The problem of responsibility: if a self-driving car hits a pedestrian—who is at fault? The manufacturer? The programmer? The owner? The algorithm is not a moral subject. Yet traditional legal concepts of responsibility are created for moral subjects—humans.

The Trolley Dilemma in Autonomous Transport

The classic thought experiment—the trolley dilemma—has acquired a new dimension with autonomous vehicles. A self-driving car loses control: it can either go straight and hit five pedestrians, or swerve and hit one. A human operates the trolley and reacts instinctively. The car follows a pre-programmed algorithm.

This means: someone must decide in advance how the car will behave in such situations. This is an ethical decision made by engineers and regulators. The MIT Media Lab conducted the "Moral Machine"—a survey of millions of people from 233 countries about their preferences in such situations. Results: significant cultural differences in whose life should be considered a priority.

Autonomous Weapons

Lethal autonomous weapon systems (LAWS)—"killer robots"—have become one of the most acute ethical issues in AI. Arguments for development: they do not tire, do not panic, do not make emotional mistakes; they can minimize losses among their own. Arguments against: making decisions about life and death requires a moral subject; delegating this decision to a machine is an abdication of human responsibility; lowering the "threshold" for starting a war if machines will fight.
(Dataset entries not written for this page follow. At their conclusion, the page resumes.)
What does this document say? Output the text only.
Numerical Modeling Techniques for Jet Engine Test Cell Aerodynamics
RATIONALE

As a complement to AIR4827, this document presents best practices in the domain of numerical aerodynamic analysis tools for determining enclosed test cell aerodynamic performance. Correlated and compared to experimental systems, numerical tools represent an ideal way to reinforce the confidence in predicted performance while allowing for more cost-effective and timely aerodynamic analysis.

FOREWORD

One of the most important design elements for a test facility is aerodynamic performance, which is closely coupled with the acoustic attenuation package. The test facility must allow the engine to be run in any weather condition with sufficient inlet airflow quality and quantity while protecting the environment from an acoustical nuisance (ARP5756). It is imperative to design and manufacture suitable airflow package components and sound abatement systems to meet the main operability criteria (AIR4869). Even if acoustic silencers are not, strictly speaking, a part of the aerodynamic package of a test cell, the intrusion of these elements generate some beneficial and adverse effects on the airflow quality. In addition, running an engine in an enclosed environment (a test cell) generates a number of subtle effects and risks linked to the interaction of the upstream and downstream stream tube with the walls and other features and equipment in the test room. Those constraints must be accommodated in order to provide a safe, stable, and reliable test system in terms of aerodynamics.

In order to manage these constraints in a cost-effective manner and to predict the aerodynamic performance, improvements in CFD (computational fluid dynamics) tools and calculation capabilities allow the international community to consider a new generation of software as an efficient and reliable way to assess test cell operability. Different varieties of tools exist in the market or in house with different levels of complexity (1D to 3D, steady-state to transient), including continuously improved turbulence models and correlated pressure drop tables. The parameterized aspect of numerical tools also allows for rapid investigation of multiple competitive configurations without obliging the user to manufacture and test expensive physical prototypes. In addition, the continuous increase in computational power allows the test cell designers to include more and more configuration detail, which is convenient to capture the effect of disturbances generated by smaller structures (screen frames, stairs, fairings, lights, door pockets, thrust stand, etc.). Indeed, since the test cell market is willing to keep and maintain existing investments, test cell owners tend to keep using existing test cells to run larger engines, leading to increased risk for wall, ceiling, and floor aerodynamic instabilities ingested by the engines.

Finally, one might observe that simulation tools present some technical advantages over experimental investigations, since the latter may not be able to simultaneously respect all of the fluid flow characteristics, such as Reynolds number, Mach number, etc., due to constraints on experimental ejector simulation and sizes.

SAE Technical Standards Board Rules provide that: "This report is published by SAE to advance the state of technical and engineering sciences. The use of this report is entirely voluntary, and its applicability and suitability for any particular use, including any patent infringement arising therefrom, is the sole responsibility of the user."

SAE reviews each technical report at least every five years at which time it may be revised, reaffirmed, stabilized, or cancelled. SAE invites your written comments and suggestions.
International humanitarian law requires distinguishing between combatants and civilians, the principle of proportionality, the principle of precaution. Can machines apply these norms? This is an open question.

Principles of AI Ethics

Leading organizations (OECD, EU, IEEE, Google, Microsoft) have developed principles of AI ethics with different emphases but a basic consensus:

  • Fairness: AI systems must not discriminate on protected attributes
  • Transparency: decisions must be explainable
  • Accountability: there must be mechanisms of responsibility for AI decisions
  • Privacy: data are used with consent and are protected
  • Safety: systems are reliable and do no harm
  • Human control: in critical decisions, a human must remain in control

The transition from principles to practice is the main challenge. "Responsible AI" so far is more marketing than a standard with verification mechanisms.